The main contributor to hatch timing is temperature. Over the years we've pretty much nailed down 21 days as the average time it takes a chicken egg to hatch. However, there can be variances. Man made variances come with artificial incubation. The preferred temp for a circulated air incubator is in the neighborhood of 99.5 degrees. It's very interesting how much influence a variance of a degree one way or the other can have. Variances more than that can have detrimental effects on your hatch rates. It stands to reason that a lower temp would slow down your hatch and delay it by a day or so, and conversely, higher temps would speed up your hatch by a day or so. I use two GQF Sportmans Incubators and one GQF Sportsman hatcher. They work great for me and I am very happy with my hatch rates. These days it's possible to get your incubators with electronic thermostats. My hatcher has one that is controlled by changing dip-switch settings, and you can get to about 1/8 of a degree variance depending upon the switch settings. I have my set at right around 99 degrees.

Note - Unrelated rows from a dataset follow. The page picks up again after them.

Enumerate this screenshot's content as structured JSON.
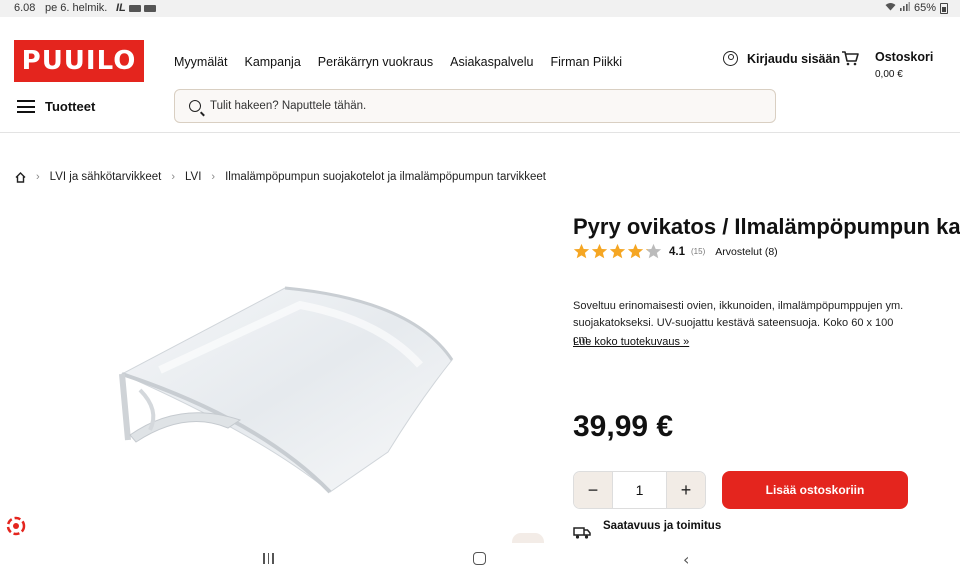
{
  "status_bar": {
    "time": "6.08",
    "date": "pe 6. helmik.",
    "notification_text": "IL",
    "battery": "65%"
  },
  "header": {
    "logo": "PUUILO",
    "nav": [
      "Myymälät",
      "Kampanja",
      "Peräkärryn vuokraus",
      "Asiakaspalvelu",
      "Firman Piikki"
    ],
    "login_label": "Kirjaudu sisään",
    "cart_title": "Ostoskori",
    "cart_total": "0,00 €",
    "menu_label": "Tuotteet",
    "search_placeholder": "Tulit hakeen? Naputtele tähän."
  },
  "breadcrumb": [
    "LVI ja sähkötarvikkeet",
    "LVI",
    "Ilmalämpöpumpun suojakotelot ja ilmalämpöpumpun tarvikkeet"
  ],
  "product": {
    "title": "Pyry ovikatos / Ilmalämpöpumpun katos",
    "rating": 4.1,
    "rating_text": "4.1",
    "rating_count": "(15)",
    "reviews_label": "Arvostelut (8)",
    "description": "Soveltuu erinomaisesti ovien, ikkunoiden, ilmalämpöpumppujen ym. suojakatokseksi. UV-suojattu kestävä sateensuoja. Koko 60 x 100 cm.",
    "more_link": "Lue koko tuotekuvaus »",
    "price": "39,99 €",
    "quantity": "1",
    "add_to_cart": "Lisää ostoskoriin",
    "availability_title": "Saatavuus ja toimitus"
  },
  "colors": {
    "brand_red": "#e4251e",
    "star": "#f5a623",
    "qty_bg": "#f2ece6"
  },
  "icons": [
    "user-icon",
    "cart-icon",
    "hamburger-icon",
    "search-icon",
    "home-icon",
    "truck-icon",
    "star-icon"
  ]
}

I've read that during incubation the hatching chicks actually create more heat and it's recommended that you use a bit lower temperature setting in your hatcher. If you don't have a hatcher it's really not that big a deal. My incubators are both 1202's which are a little bit older models. this spring I upgraded the 2nd one (which I got from my Dad) and added an electronic thermostat (multi-turn control). Now both are outfitted with electronic thermostats. I use the thermometers that come with them, but I also verify their temps with a digital thermometer that has a probe I can just shut in the door and it hangs there. Both run at 99.5 to 99.8 degrees. I try to keep my incubators at around 50-55% RH. I use a wich pad in my hatcher which increases the surface area of evaporating water, which raises the humidity. The pan can accomodate two wick pads but I've found that one works the best (for me). I incubate in my basement and as the outside RH increases as it warms up for spring, so does the RH of my basement, so keep that in mind when adjusting vents on your incubators.
During the process of incubation the egg loses a percentage of its moisture and the air cell size increases as hatch time nears. There are charts available (just google the topic) that show how your air cell size should look through the incubation period. This is also a reliable method to guage whether your humidity is correct. There are all kinds of little tweaks that can be done in regards to humidity and you have to determine what works best for you.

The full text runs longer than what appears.